Volume 709: debated on Monday 21 February 2022

As I confirmed at the NATO Defence Ministers meeting last week, we will double the number of UK troops stationed in Estonia and deploy two Royal Navy ships to the eastern Mediterranean, and our RAF fast jet deployment in southern Europe will be increased to squadron strength. That comes on top of the deployment of 350 Royal Marines to Poland to support the Polish armed forces.

The current forward-deployed forces of the UK and NATO were put in place in 2017, at a time when Russia was acting belligerently. Circumstances have since moved on significantly, and Russia is not just belligerent but openly hostile. It is supporting Belarus with the weaponisation of migrants, as well as building up the most significant military force since the second world war. Will the Secretary of State therefore give more detail on the planning in the Ministry of Defence and NATO should further reinforcements be needed, and for any refugee crisis that might follow?

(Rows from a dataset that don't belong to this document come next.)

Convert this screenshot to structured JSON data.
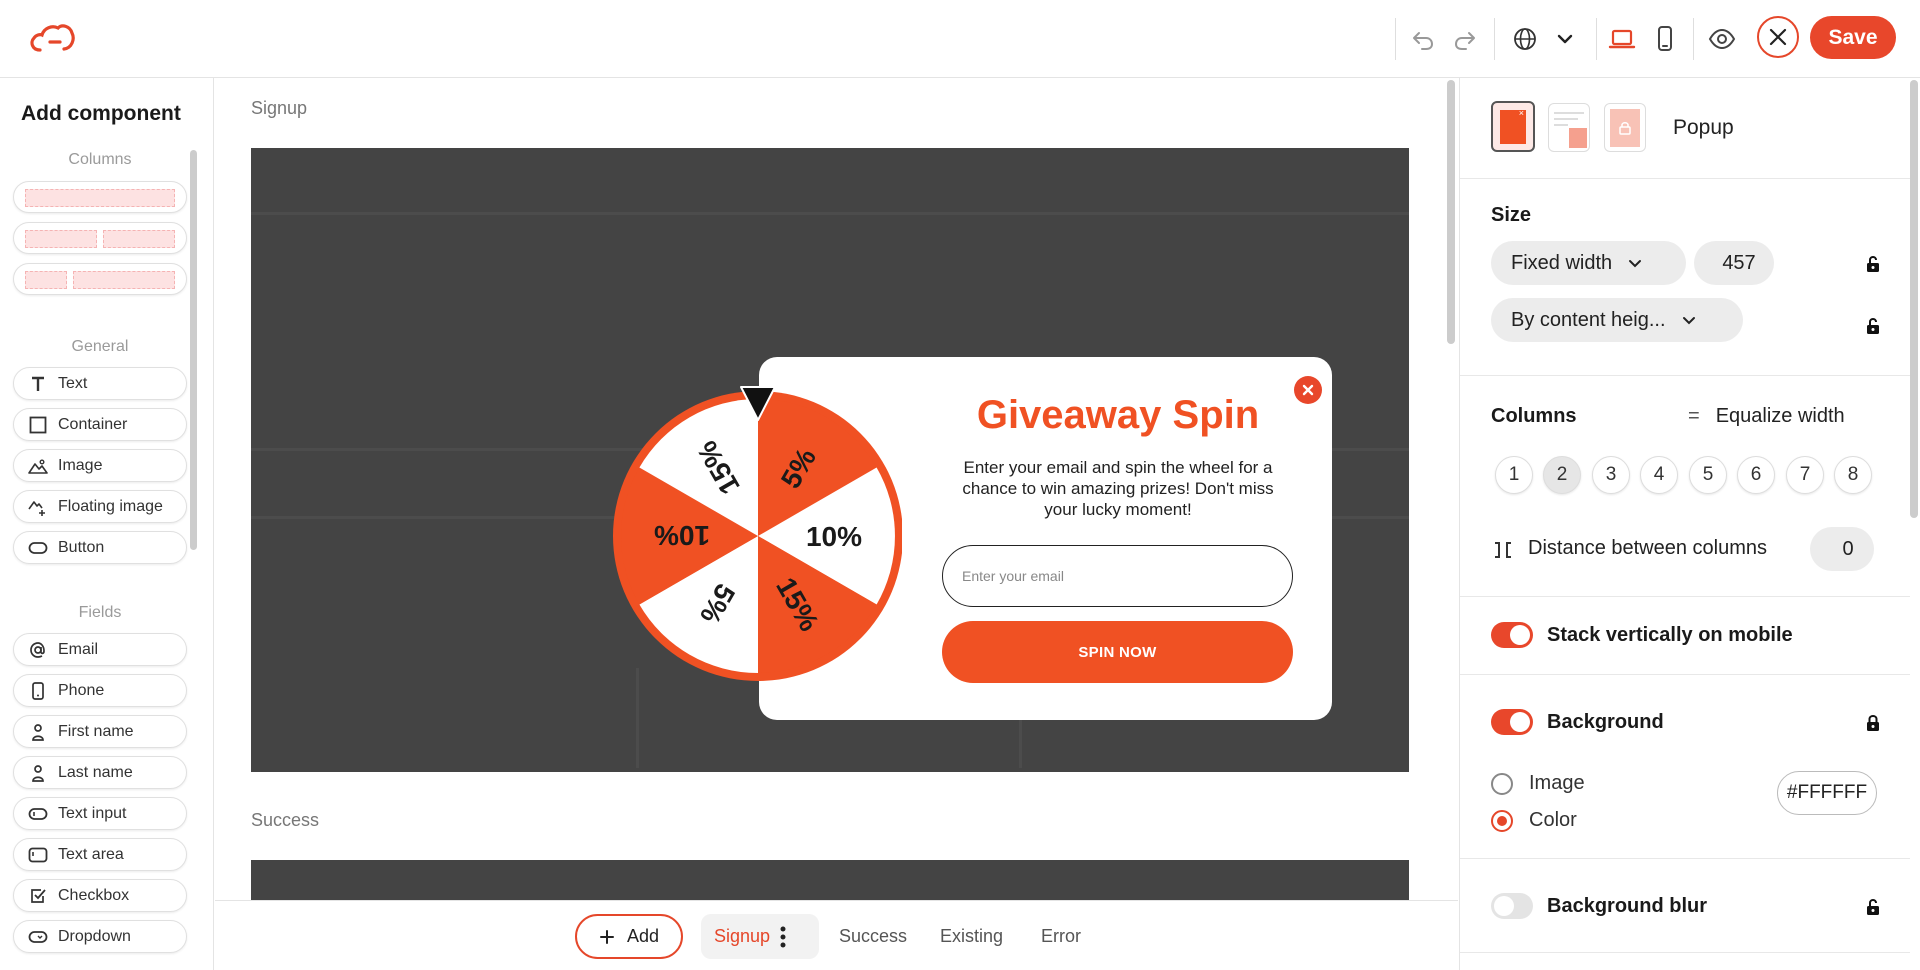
{
  "toolbar": {
    "save_label": "Save"
  },
  "left_panel": {
    "title": "Add component",
    "sections": {
      "columns": "Columns",
      "general": "General",
      "fields": "Fields"
    },
    "general_items": [
      "Text",
      "Container",
      "Image",
      "Floating image",
      "Button"
    ],
    "field_items": [
      "Email",
      "Phone",
      "First name",
      "Last name",
      "Text input",
      "Text area",
      "Checkbox",
      "Dropdown"
    ]
  },
  "canvas": {
    "steps": [
      "Signup",
      "Success"
    ],
    "popup": {
      "title": "Giveaway Spin",
      "description": "Enter your email and spin the wheel for a chance to win amazing prizes! Don't miss your lucky moment!",
      "email_placeholder": "Enter your email",
      "button_label": "SPIN NOW",
      "wheel_labels": [
        "5%",
        "10%",
        "15%",
        "5%",
        "10%",
        "15%"
      ],
      "colors": {
        "accent": "#F05123",
        "background": "#FFFFFF"
      }
    }
  },
  "bottom_bar": {
    "add_label": "Add",
    "tabs": [
      "Signup",
      "Success",
      "Existing",
      "Error"
    ],
    "active_tab": "Signup"
  },
  "right_panel": {
    "layout_label": "Popup",
    "size": {
      "heading": "Size",
      "width_mode": "Fixed width",
      "width_value": "457",
      "height_mode": "By content heig..."
    },
    "columns": {
      "heading": "Columns",
      "equalize_label": "Equalize width",
      "options": [
        "1",
        "2",
        "3",
        "4",
        "5",
        "6",
        "7",
        "8"
      ],
      "selected": "2",
      "distance_label": "Distance between columns",
      "distance_value": "0"
    },
    "stack_mobile": {
      "label": "Stack vertically on mobile",
      "enabled": true
    },
    "background": {
      "label": "Background",
      "enabled": true,
      "options": [
        "Image",
        "Color"
      ],
      "selected": "Color",
      "color_value": "#FFFFFF"
    },
    "background_blur": {
      "label": "Background blur",
      "enabled": false
    }
  },
  "colors": {
    "accent": "#E8472B"
  }
}
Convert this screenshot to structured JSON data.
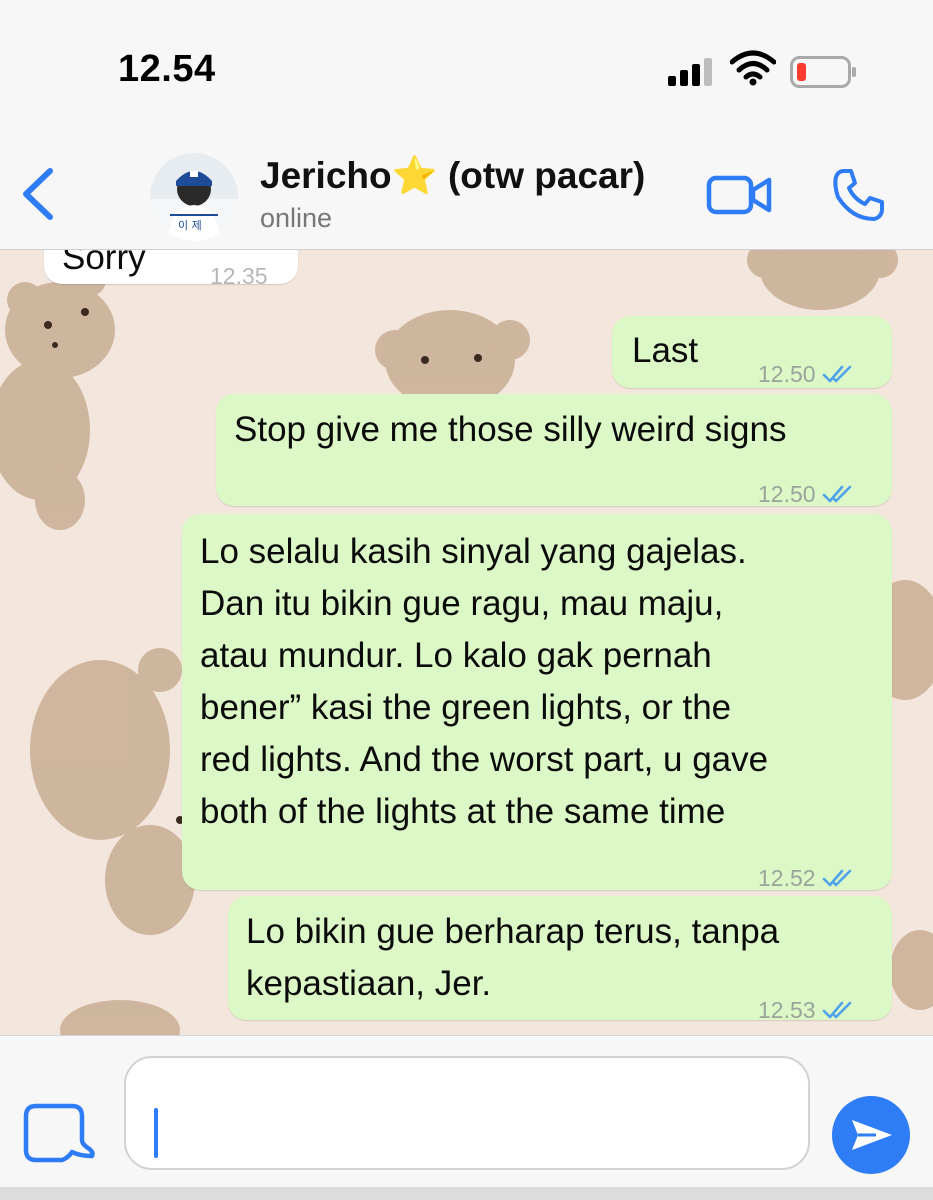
{
  "status_bar": {
    "time": "12.54",
    "icons": [
      "cellular-signal-icon",
      "wifi-icon",
      "battery-low-icon"
    ]
  },
  "header": {
    "contact_name": "Jericho⭐️ (otw pacar)",
    "status": "online",
    "icons": [
      "back-chevron-icon",
      "video-call-icon",
      "phone-icon"
    ]
  },
  "messages": [
    {
      "direction": "in",
      "text": "Sorry",
      "time": "12.35"
    },
    {
      "direction": "out",
      "text": "Last",
      "time": "12.50",
      "read": true
    },
    {
      "direction": "out",
      "text": "Stop give me those silly weird signs",
      "time": "12.50",
      "read": true
    },
    {
      "direction": "out",
      "lines": [
        "Lo selalu kasih sinyal yang gajelas.",
        "Dan itu bikin gue ragu, mau maju,",
        "atau mundur. Lo kalo gak pernah",
        "bener” kasi the green lights, or the",
        "red lights. And the worst part, u gave",
        "both of the lights at the same time"
      ],
      "time": "12.52",
      "read": true
    },
    {
      "direction": "out",
      "lines": [
        "Lo bikin gue berharap terus, tanpa",
        "kepastiaan, Jer."
      ],
      "time": "12.53",
      "read": true
    }
  ],
  "input": {
    "value": "",
    "icons": [
      "sticker-icon",
      "send-icon"
    ]
  },
  "colors": {
    "accent": "#2e7cf6",
    "outgoing_bubble": "#dcf8c6",
    "incoming_bubble": "#ffffff",
    "read_ticks": "#4fa3e8",
    "wallpaper": "#f3e6dc"
  }
}
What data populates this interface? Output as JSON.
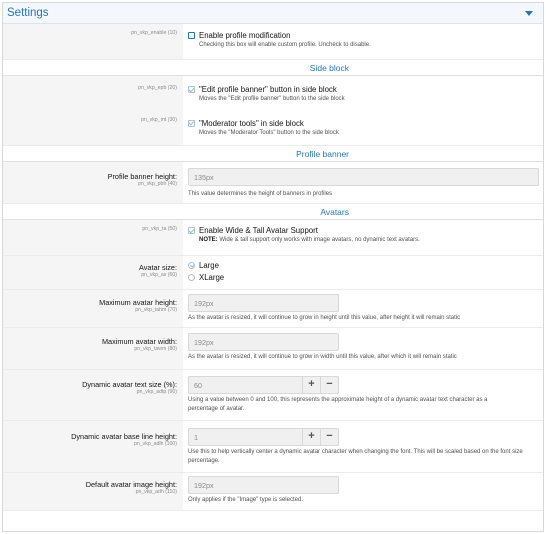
{
  "header": {
    "title": "Settings"
  },
  "enable_profile": {
    "key": "pn_vkp_enable (10)",
    "option": "Enable profile modification",
    "hint": "Checking this box will enable custom profile. Uncheck to disable."
  },
  "sections": {
    "side_block": "Side block",
    "profile_banner": "Profile banner",
    "avatars": "Avatars"
  },
  "epb": {
    "key": "pn_vkp_epb (20)",
    "option": "\"Edit profile banner\" button in side block",
    "hint": "Moves the \"Edit profile banner\" button to the side block"
  },
  "mt": {
    "key": "pn_vkp_mt (30)",
    "option": "\"Moderator tools\" in side block",
    "hint": "Moves the \"Moderator Tools\" button to the side block"
  },
  "pbh": {
    "label": "Profile banner height:",
    "key": "pn_vkp_pbh (40)",
    "value": "135px",
    "hint": "This value determines the height of banners in profiles"
  },
  "ta": {
    "key": "pn_vkp_ta (50)",
    "option": "Enable Wide & Tall Avatar Support",
    "note_label": "NOTE:",
    "note_text": " Wide & tall support only works with image avatars, no dynamic text avatars."
  },
  "as": {
    "label": "Avatar size:",
    "key": "pn_vkp_as (60)",
    "options": [
      "Large",
      "XLarge"
    ]
  },
  "tahm": {
    "label": "Maximum avatar height:",
    "key": "pn_vkp_tahm (70)",
    "value": "192px",
    "hint": "As the avatar is resized, it will continue to grow in height until this value, after height it will remain static"
  },
  "tawm": {
    "label": "Maximum avatar width:",
    "key": "pn_vkp_tawm (80)",
    "value": "192px",
    "hint": "As the avatar is resized, it will continue to grow in width until this value, after which it will remain static"
  },
  "adtp": {
    "label": "Dynamic avatar text size (%):",
    "key": "pn_vkp_adtp (90)",
    "value": "60",
    "plus": "+",
    "minus": "−",
    "hint": "Using a value between 0 and 100, this represents the approximate height of a dynamic avatar text character as a percentage of avatar."
  },
  "adlh": {
    "label": "Dynamic avatar base line height:",
    "key": "pn_vkp_adlh (100)",
    "value": "1",
    "plus": "+",
    "minus": "−",
    "hint": "Use this to help vertically center a dynamic avatar character when changing the font. This will be scaled based on the font size percentage."
  },
  "adh": {
    "label": "Default avatar image height:",
    "key": "pn_vkp_adh (110)",
    "value": "192px",
    "hint": "Only applies if the \"Image\" type is selected."
  },
  "colors": {
    "accent": "#2577b1",
    "header_bg": "#f4f7fb",
    "label_bg": "#f5f5f5"
  }
}
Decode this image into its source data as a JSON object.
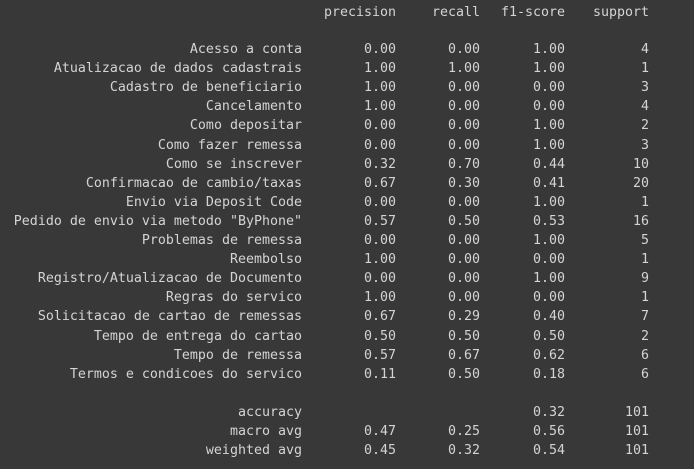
{
  "header": {
    "precision": "precision",
    "recall": "recall",
    "f1": "f1-score",
    "support": "support"
  },
  "rows": [
    {
      "label": "Acesso a conta",
      "precision": "0.00",
      "recall": "0.00",
      "f1": "1.00",
      "support": "4"
    },
    {
      "label": "Atualizacao de dados cadastrais",
      "precision": "1.00",
      "recall": "1.00",
      "f1": "1.00",
      "support": "1"
    },
    {
      "label": "Cadastro de beneficiario",
      "precision": "1.00",
      "recall": "0.00",
      "f1": "0.00",
      "support": "3"
    },
    {
      "label": "Cancelamento",
      "precision": "1.00",
      "recall": "0.00",
      "f1": "0.00",
      "support": "4"
    },
    {
      "label": "Como depositar",
      "precision": "0.00",
      "recall": "0.00",
      "f1": "1.00",
      "support": "2"
    },
    {
      "label": "Como fazer remessa",
      "precision": "0.00",
      "recall": "0.00",
      "f1": "1.00",
      "support": "3"
    },
    {
      "label": "Como se inscrever",
      "precision": "0.32",
      "recall": "0.70",
      "f1": "0.44",
      "support": "10"
    },
    {
      "label": "Confirmacao de cambio/taxas",
      "precision": "0.67",
      "recall": "0.30",
      "f1": "0.41",
      "support": "20"
    },
    {
      "label": "Envio via Deposit Code",
      "precision": "0.00",
      "recall": "0.00",
      "f1": "1.00",
      "support": "1"
    },
    {
      "label": "Pedido de envio via metodo \"ByPhone\"",
      "precision": "0.57",
      "recall": "0.50",
      "f1": "0.53",
      "support": "16"
    },
    {
      "label": "Problemas de remessa",
      "precision": "0.00",
      "recall": "0.00",
      "f1": "1.00",
      "support": "5"
    },
    {
      "label": "Reembolso",
      "precision": "1.00",
      "recall": "0.00",
      "f1": "0.00",
      "support": "1"
    },
    {
      "label": "Registro/Atualizacao de Documento",
      "precision": "0.00",
      "recall": "0.00",
      "f1": "1.00",
      "support": "9"
    },
    {
      "label": "Regras do servico",
      "precision": "1.00",
      "recall": "0.00",
      "f1": "0.00",
      "support": "1"
    },
    {
      "label": "Solicitacao de cartao de remessas",
      "precision": "0.67",
      "recall": "0.29",
      "f1": "0.40",
      "support": "7"
    },
    {
      "label": "Tempo de entrega do cartao",
      "precision": "0.50",
      "recall": "0.50",
      "f1": "0.50",
      "support": "2"
    },
    {
      "label": "Tempo de remessa",
      "precision": "0.57",
      "recall": "0.67",
      "f1": "0.62",
      "support": "6"
    },
    {
      "label": "Termos e condicoes do servico",
      "precision": "0.11",
      "recall": "0.50",
      "f1": "0.18",
      "support": "6"
    }
  ],
  "summary": [
    {
      "label": "accuracy",
      "precision": "",
      "recall": "",
      "f1": "0.32",
      "support": "101"
    },
    {
      "label": "macro avg",
      "precision": "0.47",
      "recall": "0.25",
      "f1": "0.56",
      "support": "101"
    },
    {
      "label": "weighted avg",
      "precision": "0.45",
      "recall": "0.32",
      "f1": "0.54",
      "support": "101"
    }
  ]
}
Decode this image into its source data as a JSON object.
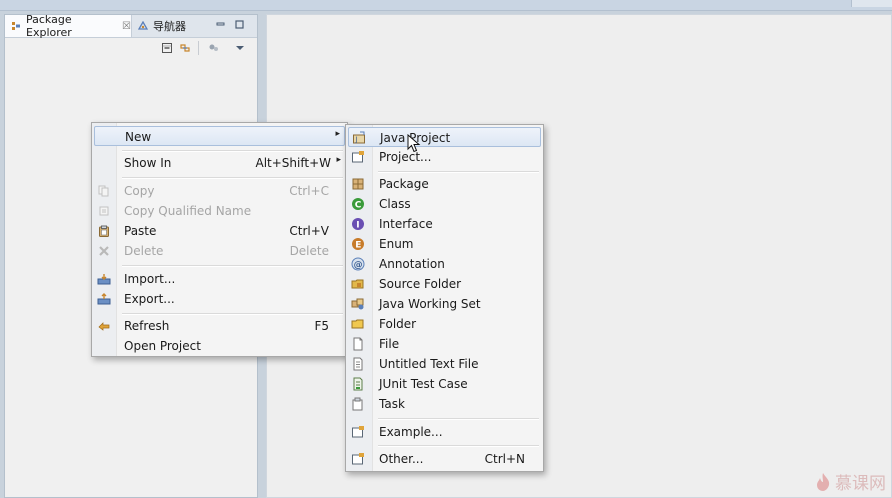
{
  "app": {
    "view_tabs": [
      {
        "label": "Package Explorer",
        "icon": "package-explorer-icon",
        "active": true,
        "close_glyph": "☒"
      },
      {
        "label": "导航器",
        "icon": "navigator-icon",
        "active": false
      }
    ],
    "view_window_buttons": [
      "minimize",
      "maximize"
    ],
    "view_toolbar": [
      "collapse-all",
      "link-with-editor",
      "focus",
      "view-menu"
    ]
  },
  "context_menu": {
    "items": [
      {
        "label": "New",
        "submenu": true,
        "arrow": "▸",
        "highlighted": true
      },
      {
        "label": "Show In",
        "accelerator": "Alt+Shift+W",
        "submenu": true,
        "arrow": "▸"
      },
      {
        "label": "Copy",
        "accelerator": "Ctrl+C",
        "disabled": true,
        "icon": "copy-icon"
      },
      {
        "label": "Copy Qualified Name",
        "disabled": true,
        "icon": "copy-qualified-name-icon"
      },
      {
        "label": "Paste",
        "accelerator": "Ctrl+V",
        "icon": "paste-icon"
      },
      {
        "label": "Delete",
        "accelerator": "Delete",
        "disabled": true,
        "icon": "delete-icon"
      },
      {
        "label": "Import...",
        "icon": "import-icon"
      },
      {
        "label": "Export...",
        "icon": "export-icon"
      },
      {
        "label": "Refresh",
        "accelerator": "F5",
        "icon": "refresh-icon"
      },
      {
        "label": "Open Project"
      }
    ]
  },
  "new_submenu": {
    "items": [
      {
        "label": "Java Project",
        "icon": "java-project-icon",
        "highlighted": true
      },
      {
        "label": "Project...",
        "icon": "project-icon"
      },
      {
        "label": "Package",
        "icon": "package-icon"
      },
      {
        "label": "Class",
        "icon": "class-icon"
      },
      {
        "label": "Interface",
        "icon": "interface-icon"
      },
      {
        "label": "Enum",
        "icon": "enum-icon"
      },
      {
        "label": "Annotation",
        "icon": "annotation-icon"
      },
      {
        "label": "Source Folder",
        "icon": "source-folder-icon"
      },
      {
        "label": "Java Working Set",
        "icon": "java-working-set-icon"
      },
      {
        "label": "Folder",
        "icon": "folder-icon"
      },
      {
        "label": "File",
        "icon": "file-icon"
      },
      {
        "label": "Untitled Text File",
        "icon": "untitled-text-file-icon"
      },
      {
        "label": "JUnit Test Case",
        "icon": "junit-test-case-icon"
      },
      {
        "label": "Task",
        "icon": "task-icon"
      },
      {
        "label": "Example...",
        "icon": "example-icon"
      },
      {
        "label": "Other...",
        "accelerator": "Ctrl+N",
        "icon": "other-wizard-icon"
      }
    ]
  },
  "watermark": {
    "text": "慕课网",
    "icon": "flame-logo-icon"
  },
  "colors": {
    "class_icon": "#3a9b3a",
    "interface_icon": "#6a4fb3",
    "enum_icon": "#c77b2a",
    "package_icon": "#b0874a",
    "folder_icon": "#e2b84a",
    "highlight_border": "#a9bfdc"
  }
}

A few weeks ago, at a donor conference, the Supreme Allied Commander Europe requested that members of the NATO alliance put forward a range of forces—I listed some of them—and we are guided by where he wishes to deploy them to provide either resilience, reassurance or containment. NATO has a range of options that it can deploy at times of crisis, such as graduated response plans, and they will no doubt play in should Russia make the foolish mistake of invading Ukraine.